The New York Times today reported that the Justice Department has sued Forest Labs for defrauding the government of millions of dollars by illegally marketing Celexa and Lexapro, its two blockbuster antidepressants. The fraud complaint is based on allegations that Forest Labs concealed negative findings that showed that these drugs were not only ineffective in children but caused an increased risk of suicidal thoughts and behaviors in some pediatric patients.

Sound familiar? That’s because they were same allegations that formed the basis of New York State Attorney General’s landmark case in 2004 against GlaxoSmithKline, which became the subject of my book, Side Effects. Just like Forest Labs, GlaxoSmithKline with-held negative findings about its blockbuster drug, Paxil, and instead published and heavily marketed one study that purported to show that Paxil was effective in treating depression in adolescents. It turns out that the data in this study did not show efficacy either (which is one of the reasons why the AG’s office sued Glaxo for consumer fraud) and the story of how the detective-attorneys in the AG’s office discovered this fraud is quite a tale!

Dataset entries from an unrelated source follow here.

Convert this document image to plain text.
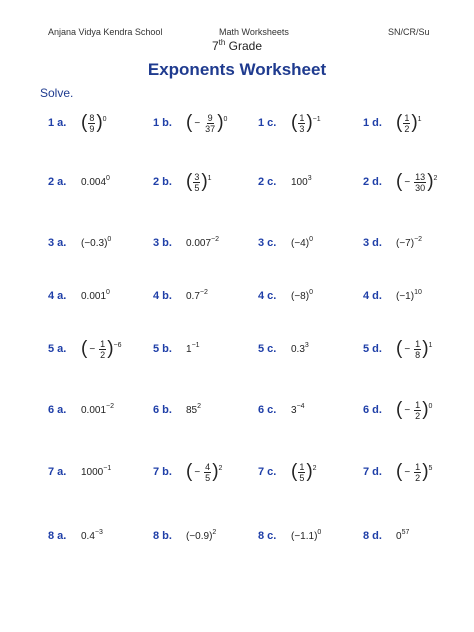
Anjana Vidya Kendra School	Math Worksheets	SN/CR/Su
7th Grade
Exponents Worksheet
Solve.
1 a. ( $\frac{8}{9} )^0$	1 b. ( − $\frac{9}{37} )^0$	1 c. ( $\frac{1}{3} )^{-1}$	1 d. ( $\frac{1}{2} )^1$
2 a.	0.004$^0$	2 b. ( $\frac{3}{5} )^1$	2 c.	$100^3$	2 d. ( − $\frac{13}{30} )^2$
3 a.	$(-0.3)^0$	3 b.	$0.007^{-2}$	3 c.	$(-4)^0$	3 d.	$(-7)^{-2}$
4 a.	0.001$^0$	4 b.	$0.7^{-2}$	4 c.	$(-8)^0$	4 d.	$(-1)^{10}$
5 a. ( − $\frac{1}{2} )^{-6}$	5 b.	$1^{-1}$	5 c.	$0.3^3$	5 d. ( − $\frac{1}{8} )^1$
6 a.	$0.001^{-2}$	6 b.	$85^2$	6 c.	$3^{-4}$	6 d. ( − $\frac{1}{2} )^0$
7 a.	$1000^{-1}$	7 b. ( − $\frac{4}{5} )^2$	7 c. ( $\frac{1}{5} )^2$	7 d. ( − $\frac{1}{2} )^5$
8 a.	$0.4^{-3}$	8 b.	$(-0.9)^2$	8 c.	$(-1.1)^0$	8 d.	$0^{57}$
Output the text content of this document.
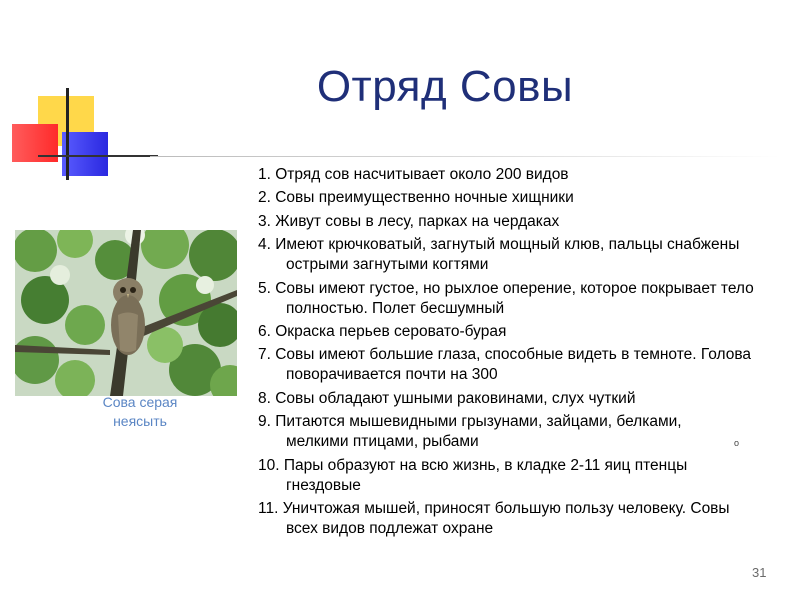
Отряд Совы
Сова серая
неясыть
1. Отряд сов насчитывает около 200 видов
2. Совы преимущественно ночные хищники
3. Живут совы в лесу, парках на чердаках
4. Имеют крючковатый, загнутый мощный клюв, пальцы снабжены острыми загнутыми когтями
5. Совы имеют густое, но рыхлое оперение, которое покрывает тело полностью. Полет бесшумный
6. Окраска перьев серовато-бурая
7. Совы имеют большие глаза, способные видеть в темноте. Голова поворачивается почти на 300
8. Совы обладают ушными раковинами, слух чуткий
9. Питаются мышевидными грызунами, зайцами, белками, мелкими птицами, рыбами
10. Пары образуют на всю жизнь, в кладке 2-11 яиц птенцы гнездовые
11. Уничтожая мышей, приносят большую пользу человеку. Совы всех видов подлежат охране
о
31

Shortly after the New York AG’s office launched the suit against Glaxo, it also began investigating Forest Labs for with-holding the results of several studies that found citalopram, the generic ingredient in both Celexa and Lexapro, to be no more effective than a placebo in treating depression in children. As I report in my book, the AG’s office, then under the direction of Eliot Spitzer, used this investigation to force Forest Labs to post the results of all its clinical trials, negative as well as positive, on a publicly available website, from 2000 onward. By then, of course, GlaxoSmithKline had already agreed to do the same in order to settle the AG’s widely publicized lawsuit against it. At the time, these settlements were seen as a major victory for health consumers and the next year, Congress passed a law requiring all drug companies to post all the results of their Phase 3 and 4 clinical trials online, putting an end to the widespread industry practice of concealing negative data about drugs from the public.

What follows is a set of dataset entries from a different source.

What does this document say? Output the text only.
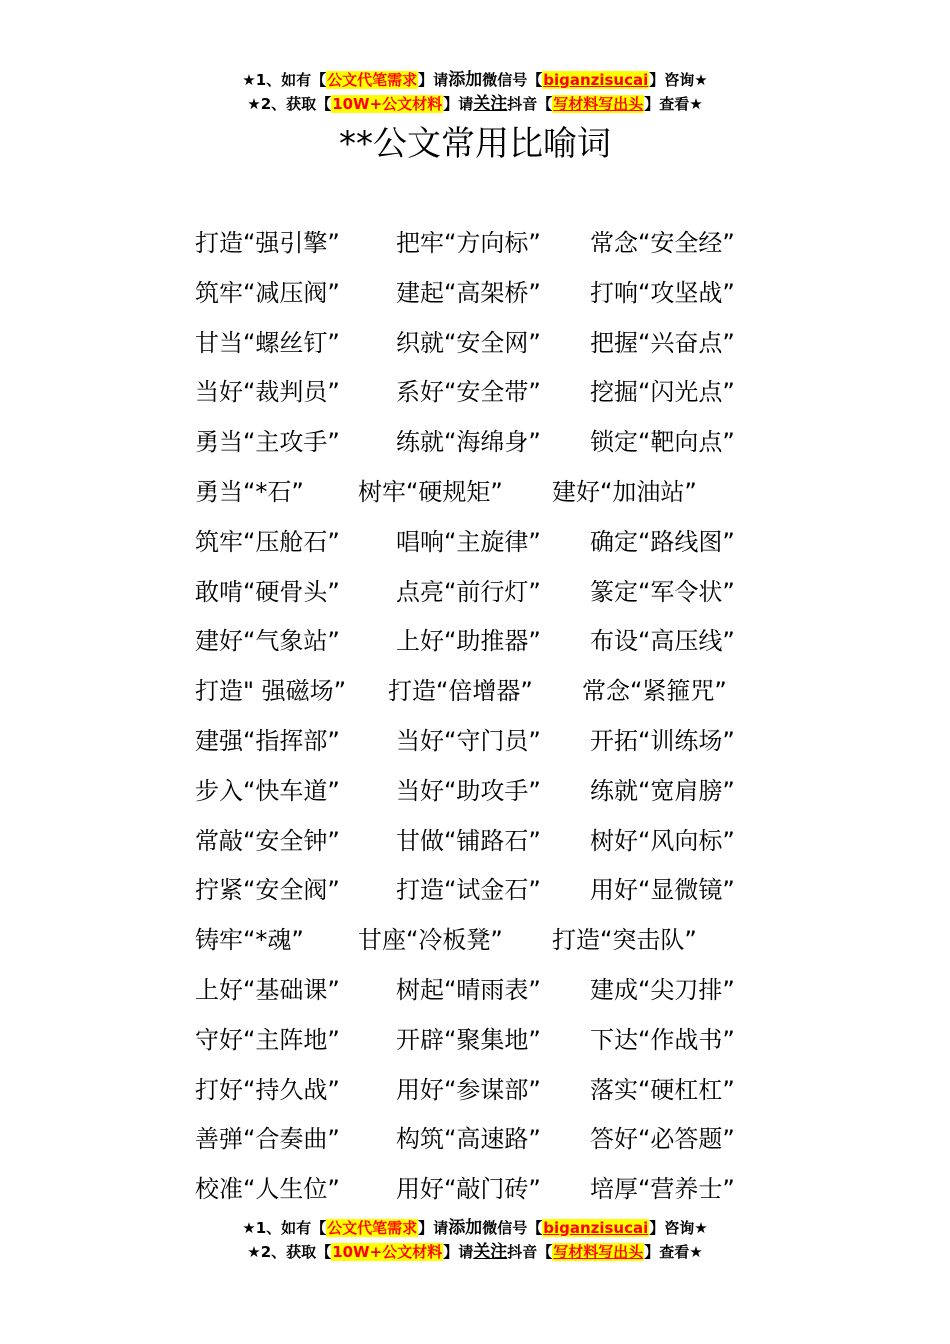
★1、如有【公文代笔需求】请添加微信号【biganzisucai】咨询★
★2、获取【10W+公文材料】请关注抖音【写材料写出头】查看★
**公文常用比喻词
打造“强引擎” 把牢“方向标” 常念“安全经”
筑牢“减压阀” 建起“高架桥” 打响“攻坚战”
甘当“螺丝钉” 织就“安全网” 把握“兴奋点”
当好“裁判员” 系好“安全带” 挖掘“闪光点”
勇当“主攻手” 练就“海绵身” 锁定“靶向点”
勇当“*石” 树牢“硬规矩” 建好“加油站”
筑牢“压舱石” 唱响“主旋律” 确定“路线图”
敢啃“硬骨头” 点亮“前行灯” 篆定“军令状”
建好“气象站” 上好“助推器” 布设“高压线”
打造" 强磁场” 打造“倍增器” 常念“紧箍咒”
建强“指挥部” 当好“守门员” 开拓“训练场”
步入“快车道” 当好“助攻手” 练就“宽肩膀”
常敲“安全钟” 甘做“铺路石” 树好“风向标”
拧紧“安全阀” 打造“试金石” 用好“显微镜”
铸牢“*魂” 甘座“冷板凳” 打造“突击队”
上好“基础课” 树起“晴雨表” 建成“尖刀排”
守好“主阵地” 开辟“聚集地” 下达“作战书”
打好“持久战” 用好“参谋部” 落实“硬杠杠”
善弹“合奏曲” 构筑“高速路” 答好“必答题”
校准“人生位” 用好“敲门砖” 培厚“营养士”
★1、如有【公文代笔需求】请添加微信号【biganzisucai】咨询★
★2、获取【10W+公文材料】请关注抖音【写材料写出头】查看★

Now, the Justice Department has put an ambitious new twist on this case by charging Forest Labs with defrauding the government of millions of dollars. It is essentially saying to Forest Labs: you knew these drugs were not effective in treating depression in children and yet you went ahead and illegally marketed them (for off-label use) to minors anyway, costing government health plans like Medicare and Medicaid loads of money. The federal lawsuit is seeking to recover up to three times the amount of money spent by government programs to pay for pediatric prescriptions of Celexa and Lexapro, according to The New York Times .

Federal prosecutors have also charged that Forest Labs paid kickbacks in the form of baseball tickets, gift certificates and paid vacations to doctors who prescribed these drugs and that the company ran seeding trials that were really marketing efforts to promote the drugs’ use by doctors.

Just think: if this case is successful, the steep fines levied against Forest Labs (and other drug companies who did the same) could go a long way toward helping fund health care reform.